As a consequence of Newsnight's investigation, the House of Commons management has accepted that it needs new processes for bullying and harassment. Ms Commander supported calls for a new disciplinary process to be run independently of the House management or MPs.

The House of Commons Commission has also announced an inquiry into bullying and harassment of staff by MPs. Ms Commander supported calls for this inquiry to take up old cases. She also stated that if the inquiry identified problematic MPs, their names should be given - at the least - to the House of Commons Commission.

Image source, UK Parliament
Image caption,

Emily Commander was clerk of the Culture, Media and Sport Committee when Rupert Murdoch was attacked with a foam pie. She is on the right side of the chair, John Whittingdale, the man at the centre of the table with his arm raised. Paul Farrelly is seated three seats away further to the right.

A constitutional problem

Ms Commander also raised another concern with Newsnight: clerks have little capacity to defend themselves using conventional employment law because of an important principle of the British constitution - so-called "parliamentary privilege". This is a principle which ensures that the business of parliament cannot be impeded by either private action in the courts or an overbearing monarch.

Ms Commander, who strongly supports the idea of privilege, said that it is a "set of rules that are there exist to protect freedom of speech within parliament so that people can speak without fear of being taken to court or losing their jobs." The simple idea is that courts cannot examine the business of parliament.

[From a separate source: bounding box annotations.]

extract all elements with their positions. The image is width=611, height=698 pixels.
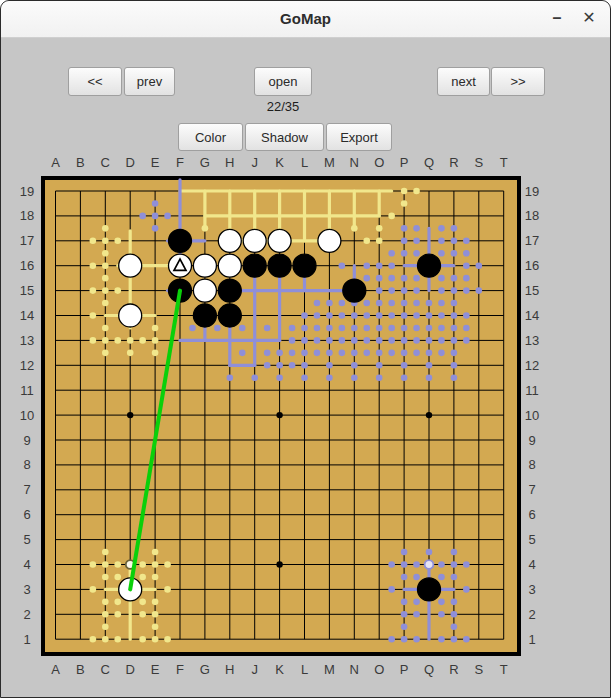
influence-dot-white [164, 561, 171, 568]
influence-dot-black [438, 300, 445, 307]
influence-dot-white [102, 636, 109, 643]
influence-dot-white [90, 586, 97, 593]
influence-dot-black [339, 350, 346, 357]
gomap-window: GoMap – ✕ << prev open next >> 22/35 Col… [0, 0, 611, 698]
col-label-top-B: B [76, 155, 85, 170]
influence-dot-black [152, 225, 159, 232]
influence-dot-white [102, 225, 109, 232]
influence-dot-black [451, 312, 458, 319]
row-label-right-3: 3 [528, 582, 535, 597]
influence-dot-white [90, 262, 97, 269]
influence-dot-black [476, 287, 483, 294]
influence-dot-black [413, 611, 420, 618]
influence-dot-black [314, 325, 321, 332]
influence-dot-black [413, 238, 420, 245]
row-label-left-15: 15 [20, 283, 34, 298]
influence-dot-black [463, 561, 470, 568]
influence-dot-white [114, 561, 121, 568]
col-label-bottom-H: H [225, 662, 234, 677]
influence-dot-black [438, 312, 445, 319]
influence-dot-black [301, 374, 308, 381]
influence-dot-black [164, 213, 171, 220]
influence-dot-white [376, 225, 383, 232]
influence-dot-black [451, 250, 458, 257]
influence-dot-black [388, 561, 395, 568]
col-label-top-R: R [449, 155, 458, 170]
influence-dot-black [289, 325, 296, 332]
stone-black-H15 [218, 279, 241, 302]
row-label-left-18: 18 [20, 208, 34, 223]
influence-dot-white [152, 636, 159, 643]
influence-dot-black [413, 350, 420, 357]
influence-dot-white [90, 287, 97, 294]
row-label-left-13: 13 [20, 333, 34, 348]
influence-dot-black [463, 636, 470, 643]
stone-white-M17 [318, 229, 341, 252]
row-label-right-5: 5 [528, 532, 535, 547]
influence-dot-black [139, 213, 146, 220]
hoshi-K10 [276, 412, 282, 418]
influence-dot-black [214, 325, 221, 332]
influence-dot-black [463, 262, 470, 269]
stone-black-Q3 [418, 578, 441, 601]
influence-dot-black [388, 300, 395, 307]
influence-dot-white [152, 549, 159, 556]
stone-black-G14 [193, 304, 216, 327]
influence-dot-black [376, 350, 383, 357]
influence-dot-black [401, 611, 408, 618]
influence-dot-black [451, 611, 458, 618]
influence-dot-white [90, 636, 97, 643]
influence-dot-black [276, 350, 283, 357]
col-label-bottom-Q: Q [424, 662, 434, 677]
influence-dot-white [114, 611, 121, 618]
influence-dot-black [363, 350, 370, 357]
influence-dot-black [388, 636, 395, 643]
influence-dot-black [326, 312, 333, 319]
influence-dot-white [164, 636, 171, 643]
col-label-top-G: G [200, 155, 210, 170]
influence-dot-black [451, 362, 458, 369]
stone-black-N15 [343, 279, 366, 302]
influence-dot-black [413, 636, 420, 643]
influence-dot-black [426, 337, 433, 344]
influence-dot-black [301, 337, 308, 344]
influence-dot-black [401, 374, 408, 381]
col-label-bottom-B: B [76, 662, 85, 677]
influence-dot-white [164, 586, 171, 593]
influence-dot-black [401, 350, 408, 357]
influence-dot-black [351, 337, 358, 344]
row-label-right-10: 10 [525, 408, 539, 423]
influence-dot-black [426, 325, 433, 332]
influence-dot-black [451, 599, 458, 606]
col-label-top-E: E [151, 155, 160, 170]
influence-dot-black [264, 325, 271, 332]
col-label-bottom-A: A [51, 662, 60, 677]
influence-dot-black [413, 574, 420, 581]
influence-dot-black [451, 225, 458, 232]
influence-dot-black [388, 350, 395, 357]
row-label-left-11: 11 [20, 383, 34, 398]
influence-dot-black [289, 362, 296, 369]
influence-dot-white [363, 238, 370, 245]
influence-dot-black [376, 374, 383, 381]
col-label-bottom-S: S [474, 662, 483, 677]
influence-dot-black [438, 337, 445, 344]
influence-dot-black [363, 337, 370, 344]
influence-dot-black [301, 325, 308, 332]
influence-dot-black [376, 275, 383, 282]
influence-dot-black [351, 374, 358, 381]
influence-dot-black [476, 262, 483, 269]
influence-dot-black [326, 374, 333, 381]
row-label-left-19: 19 [20, 184, 34, 199]
influence-dot-black [438, 599, 445, 606]
influence-dot-white [102, 300, 109, 307]
influence-dot-black [301, 312, 308, 319]
influence-dot-black [401, 238, 408, 245]
col-label-top-C: C [101, 155, 110, 170]
influence-dot-black [401, 561, 408, 568]
influence-dot-black [351, 312, 358, 319]
influence-dot-white [102, 623, 109, 630]
col-label-top-T: T [500, 155, 508, 170]
stone-white-G16 [193, 254, 216, 277]
influence-dot-white [351, 225, 358, 232]
influence-dot-black [401, 623, 408, 630]
influence-dot-white [102, 262, 109, 269]
influence-dot-black [401, 275, 408, 282]
row-label-right-2: 2 [528, 607, 535, 622]
col-label-bottom-J: J [251, 662, 258, 677]
influence-dot-black [401, 287, 408, 294]
influence-dot-black [451, 623, 458, 630]
hoshi-K4 [276, 561, 282, 567]
influence-dot-white [114, 636, 121, 643]
row-label-left-1: 1 [23, 632, 30, 647]
influence-dot-black [189, 325, 196, 332]
influence-dot-black [438, 238, 445, 245]
col-label-bottom-O: O [374, 662, 384, 677]
influence-dot-black [314, 300, 321, 307]
influence-dot-white [152, 623, 159, 630]
influence-dot-black [426, 549, 433, 556]
col-label-top-D: D [126, 155, 135, 170]
col-label-bottom-R: R [449, 662, 458, 677]
influence-dot-black [451, 549, 458, 556]
influence-dot-black [326, 325, 333, 332]
col-label-top-J: J [251, 155, 258, 170]
stone-black-L16 [293, 254, 316, 277]
col-label-bottom-F: F [176, 662, 184, 677]
influence-dot-black [376, 325, 383, 332]
influence-dot-white [102, 238, 109, 245]
influence-dot-black [463, 250, 470, 257]
influence-dot-white [152, 337, 159, 344]
influence-dot-black [289, 350, 296, 357]
influence-dot-black [463, 238, 470, 245]
influence-dot-black [413, 300, 420, 307]
influence-dot-white [388, 213, 395, 220]
row-label-left-7: 7 [23, 482, 30, 497]
influence-dot-black [438, 350, 445, 357]
influence-dot-black [451, 238, 458, 245]
influence-dot-white [152, 599, 159, 606]
influence-dot-black [376, 337, 383, 344]
influence-dot-black [239, 325, 246, 332]
influence-dot-black [363, 312, 370, 319]
influence-dot-black [463, 275, 470, 282]
influence-dot-black [413, 337, 420, 344]
influence-dot-black [451, 287, 458, 294]
influence-dot-black [339, 262, 346, 269]
row-label-left-9: 9 [23, 433, 30, 448]
influence-dot-black [388, 287, 395, 294]
influence-dot-black [388, 250, 395, 257]
row-label-left-2: 2 [23, 607, 30, 622]
col-label-bottom-E: E [151, 662, 160, 677]
influence-dot-black [401, 549, 408, 556]
stone-white-H17 [218, 229, 241, 252]
influence-dot-black [401, 312, 408, 319]
stone-white-D14 [119, 304, 142, 327]
influence-dot-black [351, 350, 358, 357]
influence-dot-white [152, 350, 159, 357]
row-label-left-8: 8 [23, 457, 30, 472]
influence-dot-black [451, 636, 458, 643]
row-label-right-6: 6 [528, 507, 535, 522]
influence-dot-white [139, 574, 146, 581]
influence-dot-black [227, 374, 234, 381]
influence-dot-black [152, 213, 159, 220]
col-label-top-Q: Q [424, 155, 434, 170]
influence-dot-white [413, 188, 420, 195]
influence-dot-white [152, 574, 159, 581]
influence-dot-black [451, 337, 458, 344]
hoshi-D10 [127, 412, 133, 418]
col-label-bottom-T: T [500, 662, 508, 677]
influence-dot-black [463, 325, 470, 332]
influence-dot-black [326, 337, 333, 344]
influence-dot-black [314, 312, 321, 319]
row-label-right-17: 17 [525, 233, 539, 248]
influence-dot-white [401, 200, 408, 207]
influence-dot-black [401, 325, 408, 332]
row-label-left-16: 16 [20, 258, 34, 273]
influence-dot-black [438, 611, 445, 618]
stone-white-H16 [218, 254, 241, 277]
influence-dot-black [376, 287, 383, 294]
row-label-right-13: 13 [525, 333, 539, 348]
influence-dot-black [426, 350, 433, 357]
influence-dot-white [152, 611, 159, 618]
influence-dot-black [376, 312, 383, 319]
influence-dot-black [351, 362, 358, 369]
influence-dot-black [438, 275, 445, 282]
influence-dot-black [451, 574, 458, 581]
influence-dot-black [451, 350, 458, 357]
row-label-left-5: 5 [23, 532, 30, 547]
influence-dot-black [339, 337, 346, 344]
col-label-bottom-N: N [350, 662, 359, 677]
stone-white-J17 [243, 229, 266, 252]
influence-dot-black [438, 636, 445, 643]
row-label-right-1: 1 [528, 632, 535, 647]
influence-dot-black [438, 325, 445, 332]
col-label-bottom-M: M [324, 662, 335, 677]
influence-dot-black [413, 287, 420, 294]
influence-ring-Q4 [425, 560, 434, 569]
influence-dot-black [376, 362, 383, 369]
influence-dot-white [102, 250, 109, 257]
col-label-top-O: O [374, 155, 384, 170]
influence-dot-white [90, 337, 97, 344]
influence-dot-white [139, 611, 146, 618]
row-label-left-3: 3 [23, 582, 30, 597]
influence-dot-white [114, 599, 121, 606]
influence-dot-black [413, 561, 420, 568]
influence-dot-black [401, 300, 408, 307]
influence-dot-black [376, 300, 383, 307]
influence-dot-black [451, 275, 458, 282]
influence-dot-black [339, 312, 346, 319]
influence-dot-black [339, 325, 346, 332]
influence-dot-black [301, 350, 308, 357]
influence-dot-black [413, 225, 420, 232]
stone-black-K16 [268, 254, 291, 277]
influence-dot-white [102, 574, 109, 581]
influence-dot-black [413, 275, 420, 282]
stone-white-D16 [119, 254, 142, 277]
influence-dot-white [127, 337, 134, 344]
influence-dot-black [339, 300, 346, 307]
influence-dot-white [152, 561, 159, 568]
influence-dot-white [102, 325, 109, 332]
row-label-right-12: 12 [525, 358, 539, 373]
influence-dot-black [314, 350, 321, 357]
influence-dot-black [351, 325, 358, 332]
influence-dot-black [289, 337, 296, 344]
influence-dot-black [264, 362, 271, 369]
row-label-right-9: 9 [528, 433, 535, 448]
influence-dot-black [314, 337, 321, 344]
influence-dot-white [139, 561, 146, 568]
influence-dot-white [102, 549, 109, 556]
influence-dot-white [139, 636, 146, 643]
influence-dot-black [438, 287, 445, 294]
col-label-bottom-L: L [301, 662, 308, 677]
influence-dot-white [139, 599, 146, 606]
row-label-left-14: 14 [20, 308, 34, 323]
influence-dot-black [363, 275, 370, 282]
influence-dot-white [114, 287, 121, 294]
col-label-bottom-C: C [101, 662, 110, 677]
col-label-top-K: K [275, 155, 284, 170]
col-label-bottom-K: K [275, 662, 284, 677]
influence-dot-black [463, 287, 470, 294]
influence-dot-white [202, 225, 209, 232]
influence-dot-white [102, 275, 109, 282]
row-label-left-17: 17 [20, 233, 34, 248]
stone-black-F17 [169, 229, 192, 252]
influence-dot-black [326, 362, 333, 369]
influence-dot-black [388, 312, 395, 319]
influence-dot-white [102, 599, 109, 606]
influence-dot-black [438, 225, 445, 232]
influence-dot-black [413, 325, 420, 332]
influence-dot-black [401, 362, 408, 369]
influence-dot-black [438, 561, 445, 568]
col-label-top-M: M [324, 155, 335, 170]
board-svg: AABBCCDDEEFFGGHHJJKKLLMMNNOOPPQQRRSSTT19… [1, 1, 611, 698]
influence-dot-white [401, 188, 408, 195]
influence-dot-white [114, 337, 121, 344]
influence-dot-black [401, 250, 408, 257]
influence-dot-black [451, 561, 458, 568]
influence-dot-white [114, 574, 121, 581]
influence-dot-white [127, 350, 134, 357]
influence-dot-white [102, 611, 109, 618]
row-label-right-11: 11 [525, 383, 539, 398]
col-label-bottom-P: P [400, 662, 409, 677]
go-board: AABBCCDDEEFFGGHHJJKKLLMMNNOOPPQQRRSSTT19… [1, 1, 611, 698]
influence-dot-white [139, 337, 146, 344]
influence-dot-black [401, 599, 408, 606]
influence-dot-black [426, 300, 433, 307]
stone-white-G15 [193, 279, 216, 302]
col-label-top-S: S [474, 155, 483, 170]
stone-black-H14 [218, 304, 241, 327]
influence-dot-black [401, 574, 408, 581]
col-label-top-H: H [225, 155, 234, 170]
influence-dot-black [401, 337, 408, 344]
influence-dot-black [426, 362, 433, 369]
influence-dot-black [463, 586, 470, 593]
row-label-right-18: 18 [525, 208, 539, 223]
stone-white-K17 [268, 229, 291, 252]
influence-dot-white [152, 325, 159, 332]
stone-black-Q16 [418, 254, 441, 277]
influence-dot-black [363, 325, 370, 332]
influence-dot-white [90, 561, 97, 568]
influence-dot-black [326, 300, 333, 307]
influence-dot-black [463, 337, 470, 344]
influence-dot-black [438, 250, 445, 257]
influence-dot-black [413, 250, 420, 257]
influence-dot-black [388, 586, 395, 593]
row-label-left-10: 10 [20, 408, 34, 423]
row-label-left-6: 6 [23, 507, 30, 522]
influence-dot-black [326, 350, 333, 357]
influence-dot-black [363, 300, 370, 307]
influence-dot-black [388, 325, 395, 332]
col-label-bottom-G: G [200, 662, 210, 677]
col-label-bottom-D: D [126, 662, 135, 677]
influence-dot-white [90, 312, 97, 319]
influence-dot-white [102, 287, 109, 294]
row-label-left-12: 12 [20, 358, 34, 373]
influence-dot-white [102, 337, 109, 344]
influence-dot-black [301, 362, 308, 369]
influence-dot-black [152, 200, 159, 207]
col-label-top-P: P [400, 155, 409, 170]
influence-dot-black [413, 312, 420, 319]
row-label-right-19: 19 [525, 184, 539, 199]
influence-dot-black [388, 337, 395, 344]
influence-dot-black [401, 225, 408, 232]
row-label-right-15: 15 [525, 283, 539, 298]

But, she explained: "a lot of the things that might happen to clerks will happen during the course of formal proceedings...and because of parliamentary privilege they can't be used as evidence in a court of law." So protections designed to shield MPs from overbearing courts also mean that clerks might not be able to present evidence about the behaviour of MPs, if the MPs misbehave in the course of conducting parliamentary business.

One of the clerks' roles is to protect privilege - and prevent parliamentarians crossing into the domain of the courts. Ms Commander said she "wouldn't have contemplated" going to a tribunal. "For me as clerk, [it is] a terrible red light. There are rules about it, you just wouldn't do it. It's the most basic thing."

When Ms Commander's case was considered by the House of Commons Commission, the commission opted to turn itself into a committee of the house - the so-called "Members Estimate Committee". The only effect of this decision was to make sure that privilege applied to them. If there had been a subsequent employment law case, their work could not have been considered by a court.